Do parents owe their children anything when they’re dying?

We want them to be themselves, to be authentic to who they were, to die as they lived. We also want them to teach us how to get ready to die, as they taught us how to be adults, get jobs, and raise families. We want to hear this last lesson that they have to give. Ultimately, how they die is their choice.

The hospice setting I envisioned for my parents was like what my friend Elaine experienced as she sat with quietly her husband Vic as he died. Family and friends formed a community around his bed. There were candles, soft music, and warm colors. Prayers were chanted and rituals gathered his life together as the sounds of world’s bustle grew dim.

I wanted my parents to feel surrounded by our presence until they passed, our hands steadying their hearts as their eyes closed the last time. And perhaps they did.


  1. Oh, Mark, this is so poignant and deeply moving. Thank you. Even though I sat with Vic in his last hours, I couldn't ask him how he was or how it felt to be leaving the body. It felt important to read sacred passages and poetry (or music in your case), but did it matter to him? I can't say for sure, although the room felt like a chapel in the last days. Other than one last deep look and hand squeeze for the son who made it to his dad's bedside just in time, Vic was quiet. Even then communication was wordless. Just like your dad and mom, he taught me and our sons how to die by the way he lived and in the practice of kindness which he took up when he received an incurable diagnosis.
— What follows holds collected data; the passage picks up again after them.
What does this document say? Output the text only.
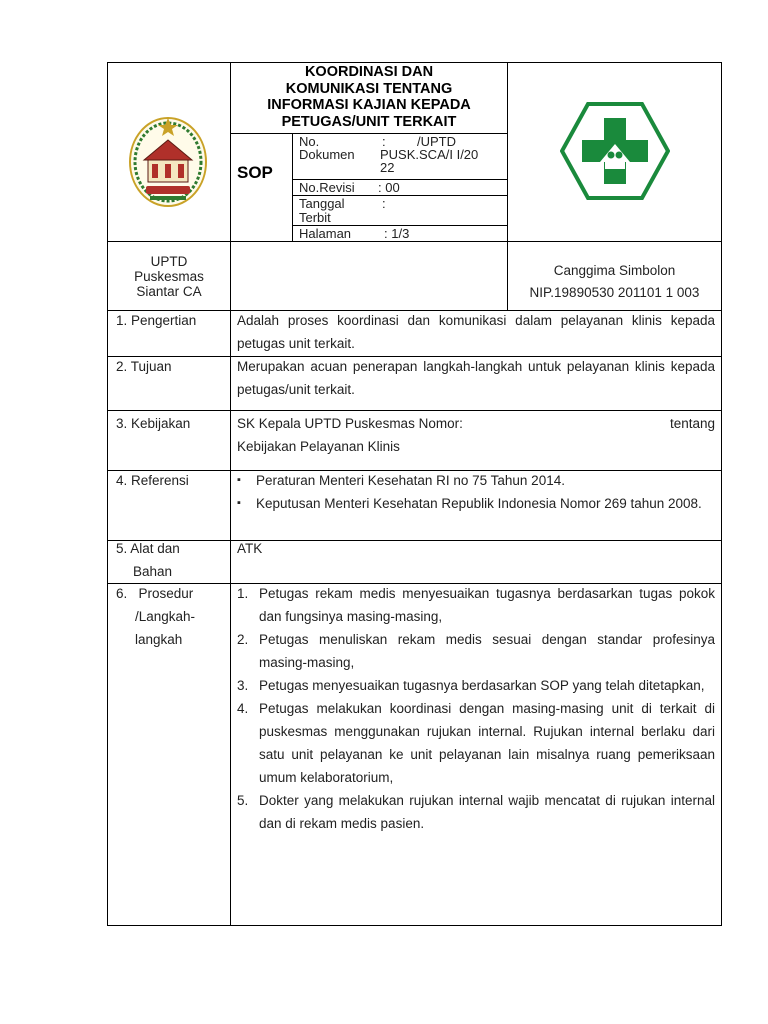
KOORDINASI DAN
KOMUNIKASI TENTANG
INFORMASI KAJIAN KEPADA
PETUGAS/UNIT TERKAIT
SOP
No.
Dokumen
:	/UPTD
PUSK.SCA/I I/20
22
No.Revisi : 00
Tanggal
Terbit
:
Halaman	: 1/3
UPTD
Puskesmas
Siantar CA
Canggima Simbolon
NIP.19890530 201101 1 003
1. Pengertian	Adalah proses koordinasi dan komunikasi dalam pelayanan klinis kepada petugas unit terkait.
2. Tujuan	Merupakan acuan penerapan langkah-langkah untuk pelayanan klinis kepada petugas/unit terkait.
3. Kebijakan	SK Kepala UPTD Puskesmas Nomor:	tentang
Kebijakan Pelayanan Klinis
4. Referensi
▪	Peraturan Menteri Kesehatan RI no 75 Tahun 2014.
▪ Keputusan Menteri Kesehatan Republik Indonesia Nomor 269 tahun 2008.
5. Alat dan
Bahan
ATK
6.   Prosedur
/Langkah-
langkah
1. Petugas rekam medis menyesuaikan tugasnya berdasarkan tugas pokok dan fungsinya masing-masing,
2. Petugas menuliskan rekam medis sesuai dengan standar profesinya masing-masing,
3. Petugas menyesuaikan tugasnya berdasarkan SOP yang telah ditetapkan,
4. Petugas melakukan koordinasi dengan masing-masing unit di terkait di puskesmas menggunakan rujukan internal. Rujukan internal berlaku dari satu unit pelayanan ke unit pelayanan lain misalnya ruang pemeriksaan umum kelaboratorium,
5. Dokter yang melakukan rujukan internal wajib mencatat di rujukan internal dan di rekam medis pasien.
I believe your parents felt your presence as they passed, but I KNOW it mattered to you to be there. Maybe that last exhalation is the main teaching we need about dying.

    1. The practice of kindness, even in death. A lesson of living, even in death. We share our love with those who are dying, even beyond death. Thank you, Elaine, for your inspiration.

  2. They felt your presence.They knew. And they still do.